Segundo o artista, após a repercussão do caso, um advogado que trabalha com a ONU em Genebra, na Suíça, ofereceu auxílio jurídico. "Ironicamente, [o policial] falou da ONU. Vamos ver se não vai ser a ONU que vai falar algo pra um policial que não entende nada de direitos humanos."
"Eu estava ali como artista contratado pelo Sesc, que faz trabalhos seríssimos no país inteiro. Eventos culturais que às vezes nem o governo faz", disse Kempinski. Segundo ele, é a instituição que escolhe e solicita autorização para os locais de apresentação, sejam espaços abertos, fechados e até mesmo universidades.
"Em Belo Horizonte, me apresentei em frente ao Museu da Pampulha. Na Paraíba, fiz em uma praça, no meio da rua. Não cabe à polícia averiguar e tampouco destruir a obra daquele jeito."
'Ato obsceno'
Kempinski disse ao G1 que, quando foi levado à delegacia no sábado (15), a Polícia Civil registrou ocorrência por "ato obsceno". Ele deve responder na Justiça, mas não há previsão de data para que o julgamento ocorra. "Eu estava nu em um contexto artístico. Aquilo não poderia ter acontecido."

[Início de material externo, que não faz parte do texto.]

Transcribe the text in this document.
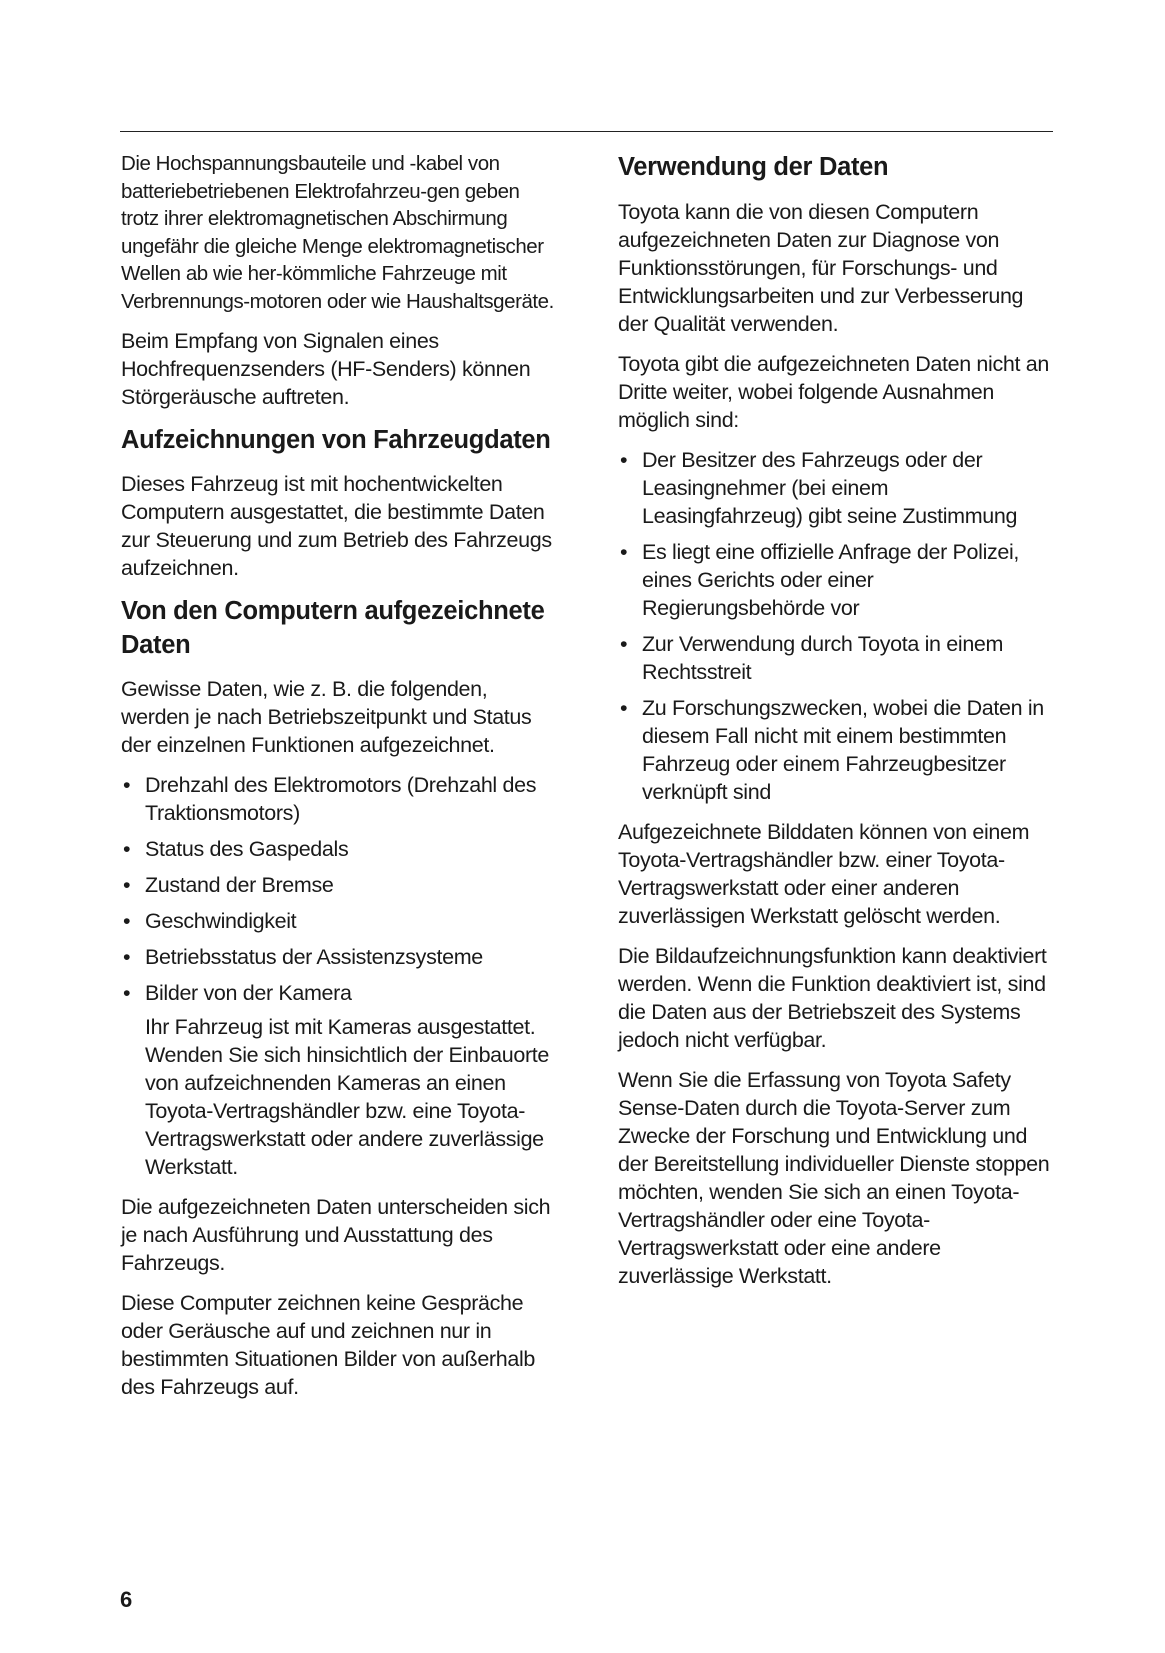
Die Hochspannungsbauteile und -kabel von batteriebetriebenen Elektrofahrzeu-gen geben trotz ihrer elektromagnetischen Abschirmung ungefähr die gleiche Menge elektromagnetischer Wellen ab wie her-kömmliche Fahrzeuge mit Verbrennungs-motoren oder wie Haushaltsgeräte.

Beim Empfang von Signalen eines Hochfrequenzsenders (HF-Senders) können Störgeräusche auftreten.

Aufzeichnungen von Fahrzeugdaten

Dieses Fahrzeug ist mit hochentwickelten Computern ausgestattet, die bestimmte Daten zur Steuerung und zum Betrieb des Fahrzeugs aufzeichnen.

Von den Computern aufgezeichnete Daten

Gewisse Daten, wie z. B. die folgenden, werden je nach Betriebszeitpunkt und Status der einzelnen Funktionen aufgezeichnet.

• Drehzahl des Elektromotors (Drehzahl des Traktionsmotors)
• Status des Gaspedals
• Zustand der Bremse
• Geschwindigkeit
• Betriebsstatus der Assistenzsysteme
• Bilder von der Kamera
Ihr Fahrzeug ist mit Kameras ausgestattet. Wenden Sie sich hinsichtlich der Einbauorte von aufzeichnenden Kameras an einen Toyota-Vertragshändler bzw. eine Toyota-Vertragswerkstatt oder andere zuverlässige Werkstatt.

Die aufgezeichneten Daten unterscheiden sich je nach Ausführung und Ausstattung des Fahrzeugs.

Diese Computer zeichnen keine Gespräche oder Geräusche auf und zeichnen nur in bestimmten Situationen Bilder von außerhalb des Fahrzeugs auf.

Verwendung der Daten

Toyota kann die von diesen Computern aufgezeichneten Daten zur Diagnose von Funktionsstörungen, für Forschungs- und Entwicklungsarbeiten und zur Verbesserung der Qualität verwenden.

Toyota gibt die aufgezeichneten Daten nicht an Dritte weiter, wobei folgende Ausnahmen möglich sind:

• Der Besitzer des Fahrzeugs oder der Leasingnehmer (bei einem Leasingfahrzeug) gibt seine Zustimmung
• Es liegt eine offizielle Anfrage der Polizei, eines Gerichts oder einer Regierungsbehörde vor
• Zur Verwendung durch Toyota in einem Rechtsstreit
• Zu Forschungszwecken, wobei die Daten in diesem Fall nicht mit einem bestimmten Fahrzeug oder einem Fahrzeugbesitzer verknüpft sind

Aufgezeichnete Bilddaten können von einem Toyota-Vertragshändler bzw. einer Toyota-Vertragswerkstatt oder einer anderen zuverlässigen Werkstatt gelöscht werden.

Die Bildaufzeichnungsfunktion kann deaktiviert werden. Wenn die Funktion deaktiviert ist, sind die Daten aus der Betriebszeit des Systems jedoch nicht verfügbar.

Wenn Sie die Erfassung von Toyota Safety Sense-Daten durch die Toyota-Server zum Zwecke der Forschung und Entwicklung und der Bereitstellung individueller Dienste stoppen möchten, wenden Sie sich an einen Toyota-Vertragshändler oder eine Toyota-Vertragswerkstatt oder eine andere zuverlässige Werkstatt.

6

A Polícia Militar justificou a abordagem por meio de nota, enviada à imprensa na segunda-feira (17), afirmando que a performance tinha "revoltado algumas famílias que aproveitavam o dia ao lado de crianças para conhecer os monumentos de Brasília e que ficaram surpresas ao presenciar o ato obsceno".

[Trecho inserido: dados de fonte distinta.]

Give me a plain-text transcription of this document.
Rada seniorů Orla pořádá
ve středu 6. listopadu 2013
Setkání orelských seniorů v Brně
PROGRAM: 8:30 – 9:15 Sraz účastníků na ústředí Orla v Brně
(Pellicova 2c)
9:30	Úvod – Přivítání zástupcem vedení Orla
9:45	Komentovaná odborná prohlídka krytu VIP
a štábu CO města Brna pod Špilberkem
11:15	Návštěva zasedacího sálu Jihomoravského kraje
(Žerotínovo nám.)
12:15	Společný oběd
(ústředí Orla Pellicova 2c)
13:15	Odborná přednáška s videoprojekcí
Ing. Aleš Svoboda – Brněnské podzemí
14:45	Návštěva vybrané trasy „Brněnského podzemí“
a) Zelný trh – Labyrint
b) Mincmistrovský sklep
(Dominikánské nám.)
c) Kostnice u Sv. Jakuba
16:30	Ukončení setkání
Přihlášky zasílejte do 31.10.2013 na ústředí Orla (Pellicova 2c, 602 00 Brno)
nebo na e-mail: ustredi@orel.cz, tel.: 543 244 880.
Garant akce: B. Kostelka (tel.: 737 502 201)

Performer paranaense Maikon Kempinski durante ação artística
Performer paranaense Maikon Kempinski durante ação artística "DNA de Dan" (Foto: Tathy Yazigi/Divulgação)

Para Kempinski , o argumento de que a classificação indicativa da apresentação artística não foi respeitada é "hipócrita" e guiada por valores morais que não cabem a ele enquanto artista. "Se uma criança passa por ali, ela está acompanhada. É só a família contextualizar e não entrar na bolha se não quiser."

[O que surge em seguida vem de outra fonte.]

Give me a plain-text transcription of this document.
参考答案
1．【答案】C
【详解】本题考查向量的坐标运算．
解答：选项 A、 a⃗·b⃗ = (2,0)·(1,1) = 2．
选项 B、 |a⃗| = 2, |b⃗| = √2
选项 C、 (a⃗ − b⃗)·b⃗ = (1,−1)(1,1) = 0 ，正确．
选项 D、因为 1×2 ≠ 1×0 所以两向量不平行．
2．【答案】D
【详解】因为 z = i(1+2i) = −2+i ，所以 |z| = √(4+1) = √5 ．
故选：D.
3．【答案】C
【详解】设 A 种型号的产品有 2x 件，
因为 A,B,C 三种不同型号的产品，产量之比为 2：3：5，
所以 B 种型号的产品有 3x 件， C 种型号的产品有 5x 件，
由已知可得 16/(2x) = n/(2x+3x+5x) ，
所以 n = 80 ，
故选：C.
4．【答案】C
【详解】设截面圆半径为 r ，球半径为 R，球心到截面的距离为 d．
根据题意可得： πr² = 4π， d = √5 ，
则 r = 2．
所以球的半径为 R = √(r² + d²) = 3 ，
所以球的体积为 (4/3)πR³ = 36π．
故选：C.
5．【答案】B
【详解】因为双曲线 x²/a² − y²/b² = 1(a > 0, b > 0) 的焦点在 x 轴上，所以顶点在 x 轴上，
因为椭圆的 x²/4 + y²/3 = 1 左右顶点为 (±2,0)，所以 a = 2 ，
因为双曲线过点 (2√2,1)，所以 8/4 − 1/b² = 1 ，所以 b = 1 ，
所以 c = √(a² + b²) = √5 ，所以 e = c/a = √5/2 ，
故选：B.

"A polícia não precisa concordar comigo, mas saber que meu espaço de expressão é garantido."
Vai ter mais
Como a performance não foi finalizada, o artista disse ao G1 que pretende voltar a Brasília para refazer a apresentação. "Em outro momento, em outro contexto, mas naquele mesmo lugar. Porque se foi cometido um erro, vamos reconhecer e fazer direito." Ele não deu previsão de data.
Com a palavra, o Sesc
O Sesc disse repudiar a detenção do artista. "O Sesc-DF ressalta que a instituição tinha a autorização do Museu Nacional da República, assinada pelo diretor Wagner Barja, para realização da peça e tomou o devido cuidado de informar que se tratava de um espetáculo com classificação indicativa de 16 anos, que ocorreria no período noturno, às 19h30."
"A proibição da peça em Brasília, os prejuízos materiais à obra e a detenção do artista constituem uma arbitrariedade que coloca em risco não apenas a liberdade de expressão, assegurada pela Constituição Brasileira e por documentos internacionais dos quais o Brasil é signatário, bem como interfere nos direitos culturais do público do trabalho. Não vivemos mais em uma época em que um policial militar pode definir isoladamente a realização ou não de um evento cultural."
Nota da Secretaria de Cultura
"Não cabe censura à arte. O nu artístico representa a liberdade de expressão (art. 5, inciso IX da Carta Magna) e, portanto, lamento profundamente o que ocorreu com o artista paranaense Maikon K.
Sem duvida houve falha na organização da apresentação do artista e isto contribuiu fortemente para o que aconteceu. Mesmo assim, lamento também a forma como foi feita a abordagem ao artista.
Neste momento, nos preocupa aproveitar o acontecido para uma discussão sobre procedimentos e exigências para a autorização e acompanhamento de eventos na área do Conjunto Cultural da República, entre outras, e a condução de discussões internas no governo para uma sensibilização sobre a importância de manifestações artísticas no espaço público.
A praça do Conjunto Cultural da República é um centro catalisador da experiência cultural no centro da cidade. A Secretaria de Cultura reafirma o direito à cidade, apoia e incentiva intervenções artísticas no espaço público e entende que o uso do corpo é um dos recursos cênicos mais importantes e radicais para a vitalidade da arte."